Tonawanda News

Food

April 1, 2010

Health plan makes the grade

NORTH TONAWANDA — As one of the staffers here at the paper responsible for obtaining the health inspections, I can tell you that there are some scary offenses being committed at Niagara County eateries.

Everyone will forget to wear a hair restraint from time to time, but I see places that don’t have thermo-meters to test their food, don’t heat things properly, store bug spray right next to the pop dispenser and plenty of other culinary atrocities.

So when I heard that eateries in New York City will soon be required to post their health inspection grade in full public view, I was thrilled that such a system is in existence.

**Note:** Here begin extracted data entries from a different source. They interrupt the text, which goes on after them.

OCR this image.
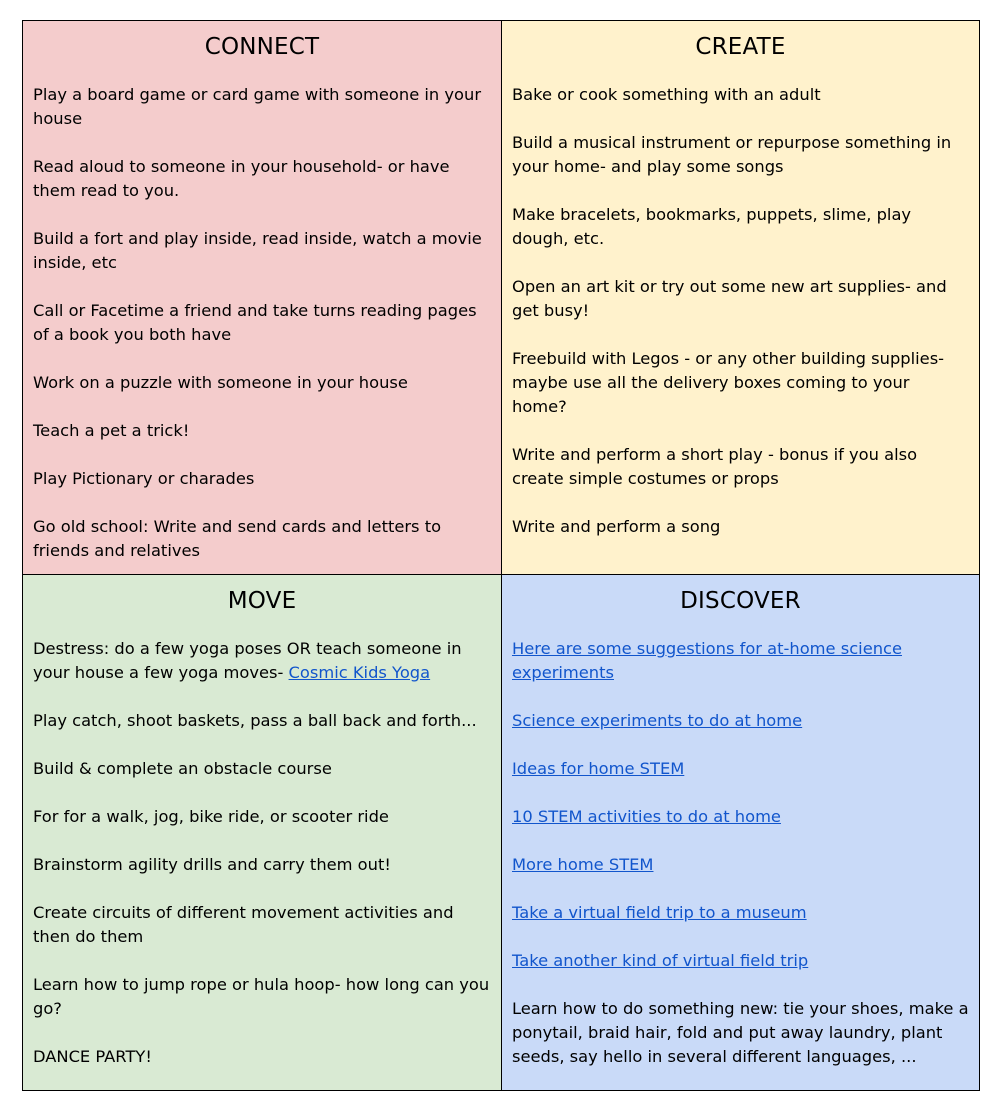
CONNECT
Play a board game or card game with someone in your house
Read aloud to someone in your household- or have them read to you.
Build a fort and play inside, read inside, watch a movie inside, etc
Call or Facetime a friend and take turns reading pages of a book you both have
Work on a puzzle with someone in your house
Teach a pet a trick!
Play Pictionary or charades
Go old school: Write and send cards and letters to friends and relatives
CREATE
Bake or cook something with an adult
Build a musical instrument or repurpose something in your home- and play some songs
Make bracelets, bookmarks, puppets, slime, play dough, etc.
Open an art kit or try out some new art supplies- and get busy!
Freebuild with Legos - or any other building supplies- maybe use all the delivery boxes coming to your home?
Write and perform a short play - bonus if you also create simple costumes or props
Write and perform a song
MOVE
Destress: do a few yoga poses OR teach someone in your house a few yoga moves- Cosmic Kids Yoga
Play catch, shoot baskets, pass a ball back and forth...
Build & complete an obstacle course
For for a walk, jog, bike ride, or scooter ride
Brainstorm agility drills and carry them out!
Create circuits of different movement activities and then do them
Learn how to jump rope or hula hoop- how long can you go?
DANCE PARTY!
DISCOVER
Here are some suggestions for at-home science experiments
Science experiments to do at home
Ideas for home STEM
10 STEM activities to do at home
More home STEM
Take a virtual field trip to a museum
Take another kind of virtual field trip
Learn how to do something new: tie your shoes, make a ponytail, braid hair, fold and put away laundry, plant seeds, say hello in several different languages, ...
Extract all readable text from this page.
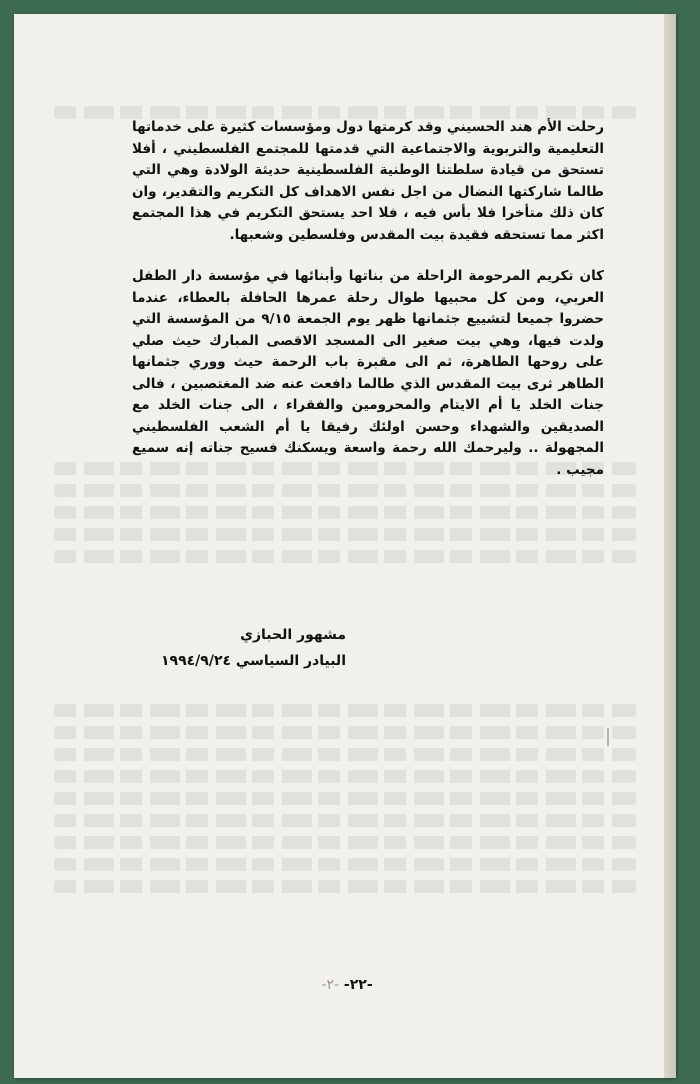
رحلت الأم هند الحسيني وقد كرمتها دول ومؤسسات كثيرة على خدماتها التعليمية والتربوية والاجتماعية التي قدمتها للمجتمع الفلسطيني ، أفلا تستحق من قيادة سلطتنا الوطنية الفلسطينية حديثة الولادة وهي التي طالما شاركتها النضال من اجل نفس الاهداف كل التكريم والتقدير، وان كان ذلك متأخرا فلا بأس فيه ، فلا احد يستحق التكريم في هذا المجتمع اكثر مما تستحقه فقيدة بيت المقدس وفلسطين وشعبها.

كان تكريم المرحومة الراحلة من بناتها وأبنائها في مؤسسة دار الطفل العربي، ومن كل محبيها طوال رحلة عمرها الحافلة بالعطاء، عندما حضروا جميعا لتشييع جثمانها ظهر يوم الجمعة ٩/١٥ من المؤسسة التي ولدت فيها، وهي بيت صغير الى المسجد الاقصى المبارك حيث صلي على روحها الطاهرة، ثم الى مقبرة باب الرحمة حيث ووري جثمانها الطاهر ثرى بيت المقدس الذي طالما دافعت عنه ضد المغتصبين ، فالى جنات الخلد يا أم الايتام والمحرومين والفقراء ، الى جنات الخلد مع الصديقين والشهداء وحسن اولئك رفيقا يا أم الشعب الفلسطيني المجهولة .. وليرحمك الله رحمة واسعة ويسكنك فسيح جناته إنه سميع مجيب .

مشهور الحبازي

البيادر السياسي ١٩٩٤/٩/٢٤

-٢٢- -٢-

I was also hopeful that a similar program would come here.

The system, according to The Associated Press, calls for restaurants to display a letter grade (just like in school, A is the best). This method was designed, health officials said, to give the public an indication of how clean a place, as well as give food purveyors an incentive to clean up.

Health inspections are a matter of public record. But there are probably a lot of newspaper readers who don’t read them or can’t find them (page 5C in every Sunday's paper, if you’re interested), and far fewer people will actually drive to Mount View in Lockport to see the records for themselves.

So a system like this only makes sense. Critics of the New York City program say it will only serve to embarrass restaurateurs. Well, what’s so bad about that? Some of the best changes come about as a result of a person’s embarrassment, with the humiliation acting as a catalyst for change.

And trust me. I read these records. Some people need the incentive.

Besides, you should, as a proprietor, want to shoot for a high grade. Once it’s achieved, wouldn’t you want to boast about it?

New York City’s method was modeled after a similar set-up in Los Angeles, where the number of restaurants receiving the highest mark doubled from 40 percent to 80 percent after the letter grades were implemented. Not that I actually think there is a high number of places that are too unsanitary to patronize, but shouldn’t we strive to be the best possible and to hold others to the highest possible standards?

I would love to see Niagara and Erie counties implement a similar plan. Because, unless your job calls upon you to look up such things, you’re probably not going to have the time or desire to look up every restaurant on your own.

It’s not easy being clean, but it’s worth the time and effort to get tidy.